Court Opinion

ID: 9762001
Source: CourtListenerOpinion
Date Created: 2023-08-29 02:07:06.406087+00
Date Added: 2024-06-11T07:29:29.051626
License: Public Domain

*77Dissenting Opinion by
Mb. Chief Justice Jones:
While I am fully cognizant of the language contained in Rule 1118(b) of the Pennsylvania Rules of Criminal Procedure, I must dissent from the majority view in this matter.
Rule 1118(b) provides that: “In all cases only the defendant or the attorney for the defendant may move for a mistrial.” (Emphasis added.) The Rule itself refers in its title to “Motion to Declare a Mistrial.” In my view, the Rule was never intended to restrict judges in the declaration by them, sua sponte, of a mistrial.

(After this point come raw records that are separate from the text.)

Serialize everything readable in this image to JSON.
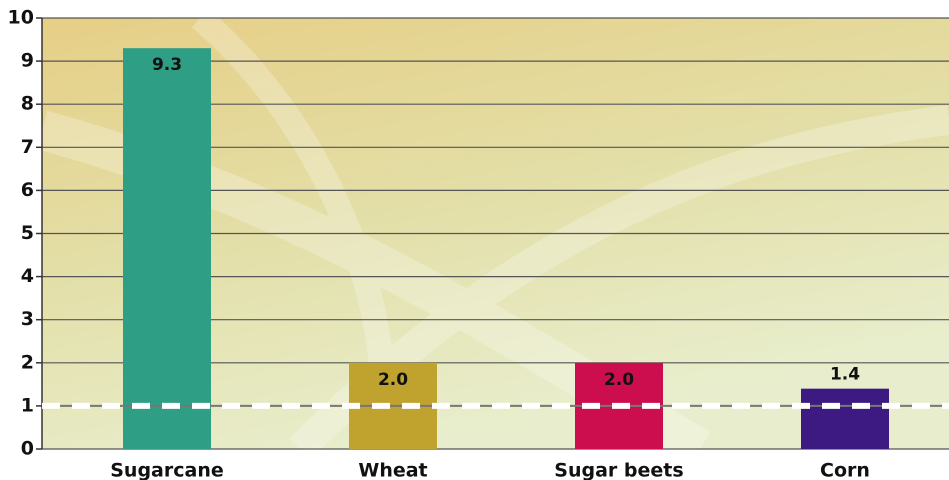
{
  "chart_data": {
    "type": "bar",
    "categories": [
      "Sugarcane",
      "Wheat",
      "Sugar beets",
      "Corn"
    ],
    "values": [
      9.3,
      2.0,
      2.0,
      1.4
    ],
    "value_labels": [
      "9.3",
      "2.0",
      "2.0",
      "1.4"
    ],
    "colors": [
      "#2e9e84",
      "#c0a22e",
      "#cc0e4e",
      "#3d1a82"
    ],
    "reference_line": 1,
    "ylim": [
      0,
      10
    ],
    "yticks": [
      0,
      1,
      2,
      3,
      4,
      5,
      6,
      7,
      8,
      9,
      10
    ],
    "grid": true
  }
}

The Rule refers only to “motions”; “motions” in the context of the Rule are made by parties or counsel and not by the court whose function it is to pass upon “'motions”.
It is my belief that this Rule does not and should not deprive a judge of his inherent power under appropriate circumstances and in the interest of justice to declare a mistrial. A review of the instant record reveals that the judge, in order to protect the right of this defendant to a fair and impartial trier of foot, very properly declared a mistrial. The majority view reverses the action of a judge who was protecting the defendant’s right in the finest judicial tradition.
I dissent.
Mr. Justice Pomeboy joins in this dissenting opinion.